Naukoda wusste, dass sie den Ruf nicht ignorieren konnte. Ihre Sinne tasteten ihr voraus, während sie durch den Wald lief, bis sie sich sicher war, aus welcher Richtung der Ruf kam. Sie lief im Kräfte sparenden Trab ihrer Art, ignorierte den Hunger, den sie verspürte. Erst musste sie den Stein erreichen und erfahren, welche Botschaft er ihr übermittelte.
Sie hatte Glück, denn er war nur einen halben Tageslauf entfernt und sie erreichte ihn, noch bevor sich die Dämmerung senkte. Als sie die drei aufragenden Zacken des Steins vor sich sah, witterte sie vorsichtig, doch kein Feind war in der Nähe. Langsam trabte sie näher. Der Stein war alt, mit Moos bewachsen und doch noch voller Kraft.
Naukoda legte ihre Schnauze auf die Steinscheibe inmitten des Gebildes. Wärme durchflutete sie. Bilder, Gerüche und Gefühle durchströmten ihren Leib. So intensiv und mächtig, dass Naukoda für einen Moment die Besinnung verlor. Als sie zu sich kam wusste sie, dass ihr eine lange Wanderung bevorstand. Der alte Feind war stark und der bedrohte Gefährte würde ihm nicht widerstehen können, wenn Naukoda ihm nicht zu Hilfe eilte. Doch zuvor musste sie jenes Ding loswerden, das man ihr um den Hals gelegt hatte.
Ihr Leib krümmte sich und begann sich zu verformen. Aus den Pfoten wuchsen Krallen hervor, verwandelten sich erneut und wurden zu feingliedrigen Fingern. Naukoda betastete den Ring, den man ihr angelegt hatte und fand seine Verriegelung. Mit einem leisen Schnappen löste sich der Gegenstand und Naukoda ließ ihn achtlos fallen.
Dann machte sie sich auf den langen Weg, dem Feind entgegen.

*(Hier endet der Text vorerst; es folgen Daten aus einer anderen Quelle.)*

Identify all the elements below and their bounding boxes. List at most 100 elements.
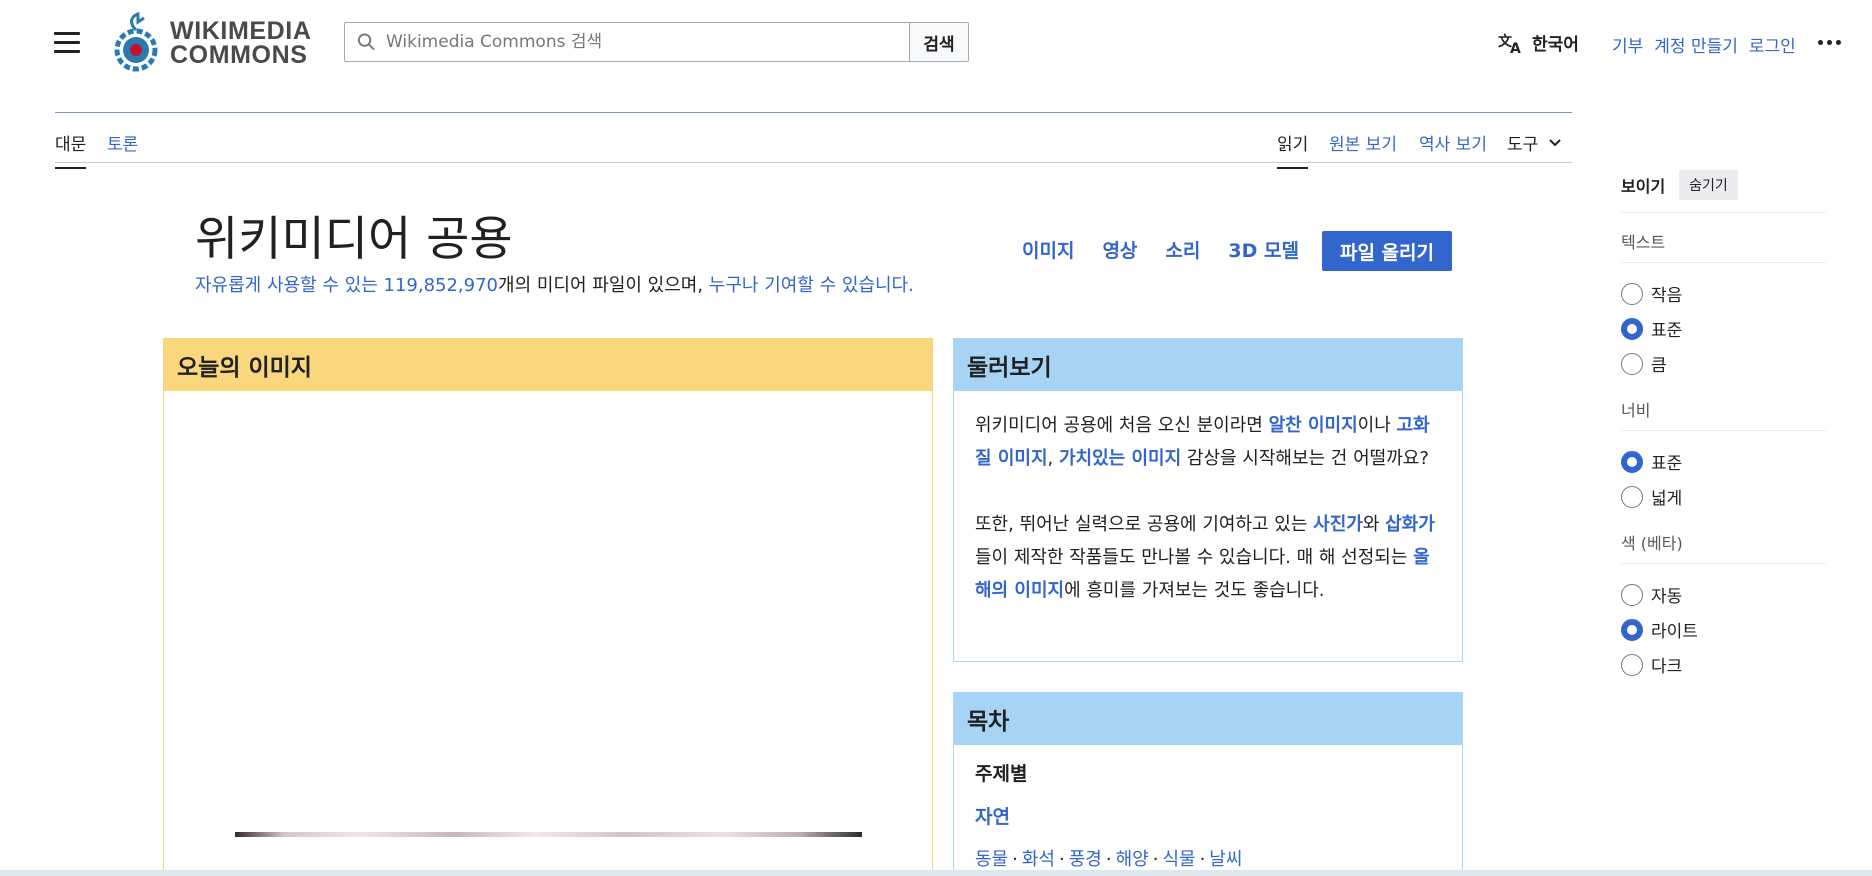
radio-icon [1621,282,1643,305]
tabs-top-border [55,112,1572,113]
search-input[interactable] [385,32,909,52]
free-use-link[interactable]: 자유롭게 사용할 수 있는 [195,275,378,296]
browse-body: 위키미디어 공용에 처음 오신 분이라면 알찬 이미지이나 고화질 이미지, 가… [954,391,1462,607]
translate-icon: 文 A [1498,33,1521,54]
search-icon [357,33,375,51]
separator: · [1105,849,1112,870]
color-auto[interactable]: 자동 [1621,577,1826,612]
color-light[interactable]: 라이트 [1621,612,1826,647]
photographers-link[interactable]: 사진가 [1313,514,1363,535]
toc-landscapes-link[interactable]: 풍경 [1069,849,1102,870]
text-size-options: 작음 표준 큼 [1621,276,1826,381]
anyone-contribute-link[interactable]: 누구나 기여할 수 있습니다 [709,275,908,296]
logo-line-1: WIKIMEDIA [170,17,312,45]
radio-icon [1621,583,1643,606]
text-size-large[interactable]: 큼 [1621,346,1826,381]
main-menu-button[interactable] [54,32,80,54]
browse-text: 감상을 시작해보는 건 어떨까요? [1181,448,1429,469]
separator: · [1199,849,1206,870]
media-type-links: 이미지 영상 소리 3D 모델 [1022,236,1299,263]
browse-text: 이나 [1357,415,1391,436]
search-form: 검색 [344,22,969,62]
radio-checked-icon [1621,317,1643,340]
appearance-panel: 보이기 숨기기 텍스트 작음 표준 큼 너비 표준 넓게 색 (베타) 자동 라… [1621,170,1826,682]
browse-text: 들이 제작한 작품들도 만나볼 수 있습니다. 매 해 선정되는 [975,547,1414,568]
width-standard[interactable]: 표준 [1621,444,1826,479]
tab-main-page[interactable]: 대문 [55,130,87,169]
browse-text: 위키미디어 공용에 처음 오신 분이라면 [975,415,1269,436]
3d-models-link[interactable]: 3D 모델 [1228,236,1299,263]
videos-link[interactable]: 영상 [1102,236,1137,263]
toc-fossils-link[interactable]: 화석 [1022,849,1055,870]
bottom-edge [0,870,1872,876]
tab-read[interactable]: 읽기 [1277,130,1309,169]
subtitle-text: 개의 미디어 파일이 있으며, [498,275,709,296]
toc-animals-link[interactable]: 동물 [975,849,1008,870]
browse-text: 와 [1362,514,1386,535]
toc-marine-link[interactable]: 해양 [1116,849,1149,870]
text-size-title: 텍스트 [1621,229,1826,263]
site-logo[interactable]: WIKIMEDIA COMMONS [112,12,312,74]
toc-plants-link[interactable]: 식물 [1162,849,1195,870]
width-title: 너비 [1621,397,1826,431]
commons-logo-icon [114,12,158,72]
user-links: 기부 계정 만들기 로그인 [1612,32,1796,57]
tab-view-source[interactable]: 원본 보기 [1329,130,1397,167]
picture-of-the-day-box: 오늘의 이미지 [163,338,933,876]
toc-nature-link[interactable]: 자연 [975,806,1010,828]
search-button[interactable]: 검색 [909,22,969,62]
radio-icon [1621,485,1643,508]
contents-heading: 목차 [954,693,1462,745]
page-subtitle: 자유롭게 사용할 수 있는 119,852,970개의 미디어 파일이 있으며,… [195,271,914,297]
tab-view-history[interactable]: 역사 보기 [1419,130,1487,167]
hide-appearance-button[interactable]: 숨기기 [1679,170,1738,200]
radio-icon [1621,352,1643,375]
potd-image[interactable] [235,832,862,837]
browse-text: 또한, 뛰어난 실력으로 공용에 기여하고 있는 [975,514,1314,535]
width-wide[interactable]: 넓게 [1621,479,1826,514]
illustrators-link[interactable]: 삽화가 [1385,514,1435,535]
text-size-standard[interactable]: 표준 [1621,311,1826,346]
browse-heading: 둘러보기 [954,339,1462,391]
option-label: 자동 [1651,587,1683,607]
featured-pictures-link[interactable]: 알찬 이미지 [1269,415,1358,436]
text-size-small[interactable]: 작음 [1621,276,1826,311]
images-link[interactable]: 이미지 [1022,236,1074,263]
tools-label: 도구 [1507,135,1539,155]
login-link[interactable]: 로그인 [1749,32,1796,57]
tab-tools[interactable]: 도구 [1507,130,1562,167]
tab-talk[interactable]: 토론 [107,130,138,167]
contents-body: 주제별 자연 동물 · 화석 · 풍경 · 해양 · 식물 · 날씨 [954,745,1462,871]
language-selector[interactable]: 文 A 한국어 [1498,30,1579,56]
option-label: 다크 [1651,657,1683,677]
separator: · [1058,849,1065,870]
browse-box: 둘러보기 위키미디어 공용에 처음 오신 분이라면 알찬 이미지이나 고화질 이… [953,338,1463,662]
browse-paragraph-2: 또한, 뛰어난 실력으로 공용에 기여하고 있는 사진가와 삽화가들이 제작한 … [975,508,1442,607]
divider [1621,212,1826,213]
separator: · [1012,849,1018,870]
upload-file-button[interactable]: 파일 올리기 [1322,231,1452,271]
separator: · [1152,849,1159,870]
donate-link[interactable]: 기부 [1612,32,1643,57]
browse-text: 에 흥미를 가져보는 것도 좋습니다. [1064,580,1325,601]
toc-weather-link[interactable]: 날씨 [1209,849,1242,870]
sounds-link[interactable]: 소리 [1165,236,1200,263]
color-title: 색 (베타) [1621,530,1826,564]
browse-paragraph-1: 위키미디어 공용에 처음 오신 분이라면 알찬 이미지이나 고화질 이미지, 가… [975,409,1442,475]
create-account-link[interactable]: 계정 만들기 [1654,32,1738,57]
svg-text:A: A [1510,41,1521,54]
toc-subtopics: 동물 · 화석 · 풍경 · 해양 · 식물 · 날씨 [975,845,1442,871]
contents-box: 목차 주제별 자연 동물 · 화석 · 풍경 · 해양 · 식물 · 날씨 [953,692,1463,876]
option-label: 라이트 [1651,622,1698,642]
option-label: 표준 [1651,321,1683,341]
file-count-link[interactable]: 119,852,970 [384,275,499,296]
chevron-down-icon [1549,138,1561,146]
width-options: 표준 넓게 [1621,444,1826,514]
option-label: 넓게 [1651,489,1683,509]
color-dark[interactable]: 다크 [1621,647,1826,682]
radio-icon [1621,653,1643,676]
more-options-icon[interactable] [1818,40,1841,45]
option-label: 큼 [1651,356,1667,376]
option-label: 표준 [1651,454,1683,474]
valued-images-link[interactable]: 가치있는 이미지 [1059,448,1181,469]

Einige Kilometer entfernt und etliche Stunden später, starrte Wazlav nachdenklich auf seinen Monitor. „Irgendetwas stimmt nicht, Andrej.“
Der Jäger lag mit verschränkten Armen auf seinem Bett und blickte gelangweilt herüber. „Und was stimmt nicht?“
„Das Signal von PL-925W verändert sich nicht.“
„Vielleicht schläft die Wölfin.“
„Nicht so lange, mein Freund.“
„Du machst dir Sorgen um sie?“
„Vielleicht ist sie verletzt oder krank.“
Andrej seufzte leise und schwang die Beine vom Bett. „Von mir aus. Sehen wir nach ihr.“
Wazlav nahm den tragbaren Empfänger mit und achtete auf das Signal des Senderhalsbandes. Doch es veränderte sich nicht und so fiel es den Männern leicht, die Stelle zu erreichen, an denen es lag.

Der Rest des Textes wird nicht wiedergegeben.